From The Good Book Company comes a wonderful booklet (30 pages), Listen Up! A Practical Guide to Listening to Sermons. The booklet itself (measuring about 8.5 x 6 inches) is colorful. The artwork is entertaining and the layout is engaging. However, the content is better yet. Christopher Ash, director of the Cornhill Training Course in London, England, has done congregations and preachers a great service. I wish everyone who listens to me preach would read this booklet (I am making them available for free to my listeners).
The author describes “seven ingredients for healthy sermon listening.” These include: expect God to speak, admit God knows better than you, check if the preacher says what the passage says, hear the sermon in church, be there week by week, do what the Bible says, do what the Bible says today—and rejoice!
Each of the seven sections begins by introducing us to two listeners and their approach to listening and explains why one profits from the sermon and why the other doesn’t. Each section concludes with practical steps to take. In between Ash provides very good advice on listening. The advice is also helpful for the preacher to remember as he prepares his sermon.

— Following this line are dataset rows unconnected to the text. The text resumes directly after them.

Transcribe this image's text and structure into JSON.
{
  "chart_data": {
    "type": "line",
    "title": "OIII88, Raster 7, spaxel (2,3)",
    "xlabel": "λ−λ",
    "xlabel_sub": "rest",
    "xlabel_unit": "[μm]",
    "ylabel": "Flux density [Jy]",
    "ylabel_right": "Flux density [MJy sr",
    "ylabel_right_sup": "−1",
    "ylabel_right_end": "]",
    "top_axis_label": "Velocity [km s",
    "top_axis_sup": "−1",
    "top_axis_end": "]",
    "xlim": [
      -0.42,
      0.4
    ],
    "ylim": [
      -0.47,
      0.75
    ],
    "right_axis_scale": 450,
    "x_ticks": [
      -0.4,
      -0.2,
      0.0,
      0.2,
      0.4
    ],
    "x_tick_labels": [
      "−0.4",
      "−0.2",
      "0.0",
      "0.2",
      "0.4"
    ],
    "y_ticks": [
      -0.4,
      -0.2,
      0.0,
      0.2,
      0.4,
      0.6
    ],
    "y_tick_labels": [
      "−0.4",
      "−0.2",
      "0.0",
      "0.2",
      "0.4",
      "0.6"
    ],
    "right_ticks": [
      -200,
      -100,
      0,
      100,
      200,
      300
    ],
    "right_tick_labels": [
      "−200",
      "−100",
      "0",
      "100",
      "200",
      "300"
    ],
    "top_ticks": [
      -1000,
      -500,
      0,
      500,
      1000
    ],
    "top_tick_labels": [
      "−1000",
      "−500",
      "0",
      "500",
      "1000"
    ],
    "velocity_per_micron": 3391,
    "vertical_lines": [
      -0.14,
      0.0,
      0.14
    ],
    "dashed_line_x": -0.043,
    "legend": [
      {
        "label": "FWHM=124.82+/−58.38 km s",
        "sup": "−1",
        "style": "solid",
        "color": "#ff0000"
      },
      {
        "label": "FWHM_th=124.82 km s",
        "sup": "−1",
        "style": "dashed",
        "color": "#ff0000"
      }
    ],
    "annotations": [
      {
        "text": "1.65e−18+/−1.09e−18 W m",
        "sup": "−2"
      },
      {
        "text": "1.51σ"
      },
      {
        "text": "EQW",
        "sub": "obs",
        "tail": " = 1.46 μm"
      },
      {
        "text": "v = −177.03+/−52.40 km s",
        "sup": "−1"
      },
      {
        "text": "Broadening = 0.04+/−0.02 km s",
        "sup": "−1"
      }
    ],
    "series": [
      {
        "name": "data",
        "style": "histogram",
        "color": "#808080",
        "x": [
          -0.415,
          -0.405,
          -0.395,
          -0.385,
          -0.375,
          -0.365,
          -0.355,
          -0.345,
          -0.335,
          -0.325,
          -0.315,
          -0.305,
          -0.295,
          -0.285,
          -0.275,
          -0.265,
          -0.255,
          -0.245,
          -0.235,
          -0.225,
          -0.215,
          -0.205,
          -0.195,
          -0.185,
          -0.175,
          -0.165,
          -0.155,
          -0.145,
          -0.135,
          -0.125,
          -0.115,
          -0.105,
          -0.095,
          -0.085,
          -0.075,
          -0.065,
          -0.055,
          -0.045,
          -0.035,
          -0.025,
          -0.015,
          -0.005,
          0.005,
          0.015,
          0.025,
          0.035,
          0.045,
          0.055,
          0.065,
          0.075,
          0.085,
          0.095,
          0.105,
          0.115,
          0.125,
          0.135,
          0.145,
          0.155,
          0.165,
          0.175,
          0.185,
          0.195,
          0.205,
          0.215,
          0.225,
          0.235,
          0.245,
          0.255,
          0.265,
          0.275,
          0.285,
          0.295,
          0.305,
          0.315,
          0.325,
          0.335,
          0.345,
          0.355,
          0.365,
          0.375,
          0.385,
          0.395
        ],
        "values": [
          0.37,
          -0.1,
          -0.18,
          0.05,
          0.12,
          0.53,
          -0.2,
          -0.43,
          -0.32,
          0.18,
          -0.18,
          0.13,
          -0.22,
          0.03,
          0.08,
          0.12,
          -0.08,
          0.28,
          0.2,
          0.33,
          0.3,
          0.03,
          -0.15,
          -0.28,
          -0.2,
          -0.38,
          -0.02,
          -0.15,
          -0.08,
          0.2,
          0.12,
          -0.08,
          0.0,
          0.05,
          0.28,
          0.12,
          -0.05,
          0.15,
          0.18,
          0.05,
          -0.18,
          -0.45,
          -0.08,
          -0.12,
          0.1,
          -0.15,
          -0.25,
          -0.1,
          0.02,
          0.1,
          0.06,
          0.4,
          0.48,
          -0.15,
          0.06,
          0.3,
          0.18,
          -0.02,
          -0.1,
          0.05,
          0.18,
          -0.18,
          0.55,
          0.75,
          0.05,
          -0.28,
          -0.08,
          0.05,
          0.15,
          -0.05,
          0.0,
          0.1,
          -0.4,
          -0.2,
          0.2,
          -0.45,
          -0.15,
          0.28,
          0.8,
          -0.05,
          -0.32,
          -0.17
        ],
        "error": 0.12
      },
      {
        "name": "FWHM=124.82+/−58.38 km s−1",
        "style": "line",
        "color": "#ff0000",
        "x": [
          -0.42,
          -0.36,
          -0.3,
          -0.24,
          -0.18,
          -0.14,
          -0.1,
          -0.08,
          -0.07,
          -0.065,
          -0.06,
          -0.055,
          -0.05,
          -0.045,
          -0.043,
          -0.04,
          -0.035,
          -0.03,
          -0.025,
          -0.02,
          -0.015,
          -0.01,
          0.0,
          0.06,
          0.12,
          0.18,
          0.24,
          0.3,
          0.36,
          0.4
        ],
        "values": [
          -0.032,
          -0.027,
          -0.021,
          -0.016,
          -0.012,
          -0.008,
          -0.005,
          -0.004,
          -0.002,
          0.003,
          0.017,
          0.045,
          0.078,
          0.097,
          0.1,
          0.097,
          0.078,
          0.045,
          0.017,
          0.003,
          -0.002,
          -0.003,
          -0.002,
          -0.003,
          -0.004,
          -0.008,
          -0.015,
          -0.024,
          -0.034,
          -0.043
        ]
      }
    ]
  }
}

Ash’s counsel is solidly based on the belief that the Bible is the Word of God. “However, when the Bible is faithfully opened up, we are to listen to the preacher’s voice as the voice of God Himself. The preacher stands in the great tradition of prophets and apostles who spoke the word of God” (p.4). He makes it clear that the preacher’s authority is borrowed and it is only as the preacher sticks to the truth of the text that he should be taken seriously. He advises the listeners to constantly ask themselves “where did the preacher get that from?” (p.10). He explains insightfully why sermons should be listened to in person at church. He cautions against a steady diet of “celebrity preachers” (p.18).
The booklet concludes with advice on how to listen even to bad sermons as well as suggestions for encouraging good preaching. Both preacher and listener will benefit from this booklet.